Yoga and Music of the Plants
Why use the music of plants?
Throughout my journey as a disciple and yoga teacher, I have privileged to practice in natural environments in touch with vegetation and elements, following the long tradition of forest retreat practiced since time immemorial. Intuitively, I felt in this practice a source of deep understanding of the great teachings of the Indian philosophy on the unity of soul that connects all sentient beings.
Then I discovered the music of the plants that appeared to me as an ideal way to make even more obvious the tremendous link that we all have with the living. By using the music of the plants during asana and meditation sessions, I have seen how the vibration that is transmitted is a source of harmonization and accuracy.

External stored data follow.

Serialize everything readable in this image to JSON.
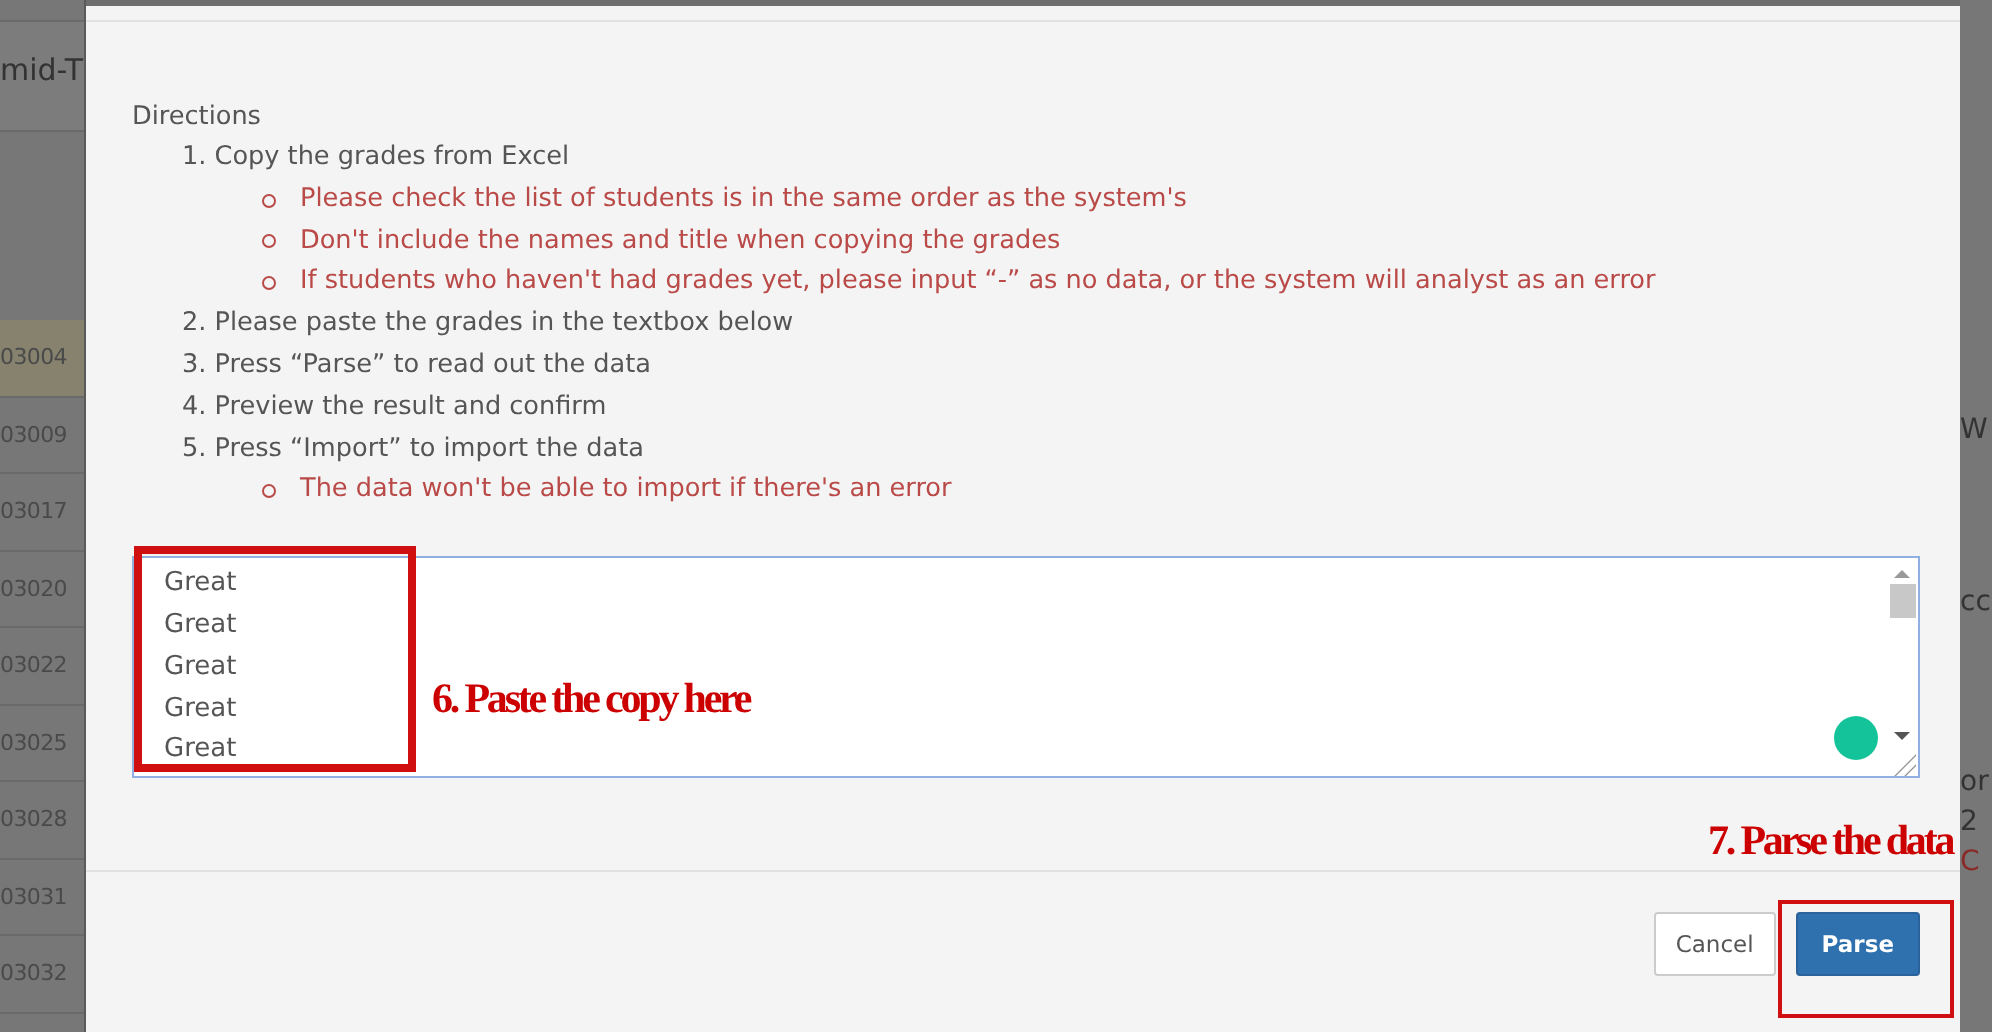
{
  "background": {
    "left_header": "mid-T",
    "left_rows": [
      {
        "id": "03004",
        "selected": true
      },
      {
        "id": "03009",
        "selected": false
      },
      {
        "id": "03017",
        "selected": false
      },
      {
        "id": "03020",
        "selected": false
      },
      {
        "id": "03022",
        "selected": false
      },
      {
        "id": "03025",
        "selected": false
      },
      {
        "id": "03028",
        "selected": false
      },
      {
        "id": "03031",
        "selected": false
      },
      {
        "id": "03032",
        "selected": false
      }
    ],
    "right_fragments": [
      {
        "text": "W",
        "kind": "plain"
      },
      {
        "text": "cc",
        "kind": "plain"
      },
      {
        "text": "or",
        "kind": "plain"
      },
      {
        "text": "2",
        "kind": "plain"
      },
      {
        "text": "C",
        "kind": "alert"
      }
    ]
  },
  "dialog": {
    "directions_title": "Directions",
    "steps": [
      {
        "text": "1. Copy the grades from Excel",
        "notes": [
          "Please check the list of students is in the same order as the system's",
          "Don't include the names and title when copying the grades",
          "If students who haven't had grades yet, please input  “-”  as no data, or the system will analyst as an error"
        ]
      },
      {
        "text": "2. Please paste the grades in the textbox below"
      },
      {
        "text": "3. Press  “Parse”  to read out the data"
      },
      {
        "text": "4. Preview the result and confirm"
      },
      {
        "text": "5. Press  “Import”  to import the data",
        "notes": [
          "The data won't be able to import if there's an error"
        ]
      }
    ],
    "textbox_lines": [
      "Great",
      "Great",
      "Great",
      "Great",
      "Great"
    ],
    "buttons": [
      {
        "label": "Cancel",
        "kind": "default"
      },
      {
        "label": "Parse",
        "kind": "primary"
      }
    ]
  },
  "annotations": [
    {
      "text": "6. Paste  the copy here",
      "kind": "textbox"
    },
    {
      "text": "7. Parse the data",
      "kind": "button"
    }
  ]
}
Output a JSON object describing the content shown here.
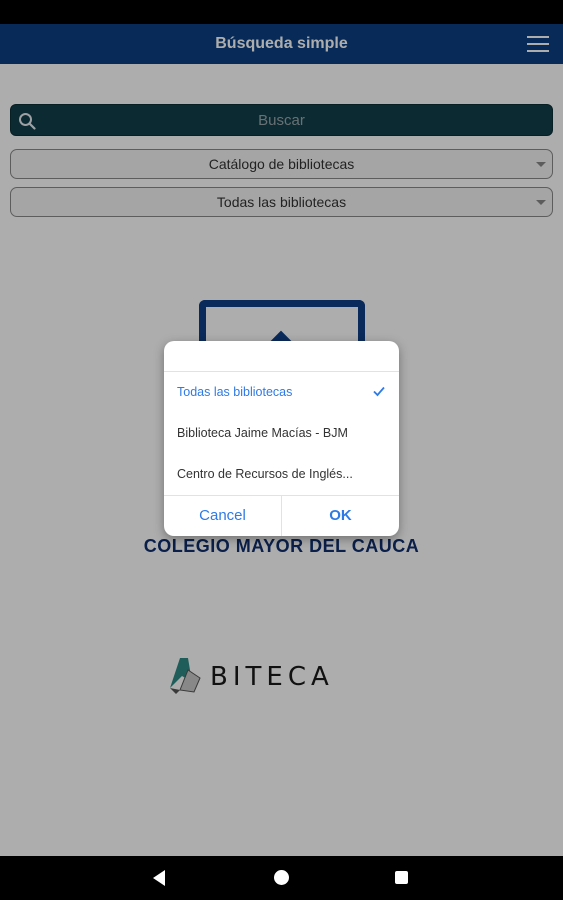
{
  "app_bar": {
    "title": "Búsqueda simple",
    "menu_icon": "hamburger-menu-icon"
  },
  "search": {
    "placeholder": "Buscar",
    "icon": "search-icon"
  },
  "catalog_select": {
    "selected": "Catálogo de bibliotecas"
  },
  "library_select": {
    "selected": "Todas las bibliotecas"
  },
  "branding": {
    "college_name": "COLEGIO MAYOR DEL CAUCA",
    "vendor_logo_text": "BITECA"
  },
  "dialog": {
    "options": [
      {
        "label": "Todas las bibliotecas",
        "selected": true
      },
      {
        "label": "Biblioteca Jaime Macías - BJM",
        "selected": false
      },
      {
        "label": "Centro de Recursos de Inglés...",
        "selected": false
      }
    ],
    "cancel_label": "Cancel",
    "ok_label": "OK"
  },
  "nav_bar": {
    "back_icon": "back-icon",
    "home_icon": "home-icon",
    "recents_icon": "recents-icon"
  },
  "colors": {
    "app_bar": "#0b3f82",
    "accent": "#2f7ae5",
    "search_bg": "#123e4a"
  }
}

That's why today I propose workshops, conferences and classes in which the music of the plants is a central element.
What is the music of plants?
The music of plants uses a technology that makes it possible to translate the electrical activity of a plant into sounds via a box connected to the roots and leaves of the plant as you see on this video. The variations of this activity are translated into musical notes through a synthesizer.
This technology, which makes the sensitive activity of the plant audible, allows us to hear its vibratory structure. Part of this structure is related to its species, another is related to the vibrations that the plant receives from people present. The communication that is established in this way is rich in emotions and teachings.
How are the workshops?
The workshops where the music of plants is present are part of the hatha yoga workshops. They therefore include the entire exercise program to deepen your yoga practice.
They also make it possible to put the body and the mind in listening and opening conditions. The music of plants comes particularly to support the sequences of meditation and relaxation by awakening our consciousness to our relationship to the living.
Hindustani Kahyal Singing
As part of the hatha yoga workshops, the meditation times are accompanied by Nathalie Bentolila with khayal Hindustani singing.
This traditional Indian music based on ragas is an improvised music rooted in the Vedic culture of India. The word "raga" means "color" or "passion" in Sanskrit. Since the ragas reflect the "colors" of the spirit or the states of the soul.
They were established thousands of years ago to nourish the body, soul and spirit. This music will take you to the heart of a very deep meditation.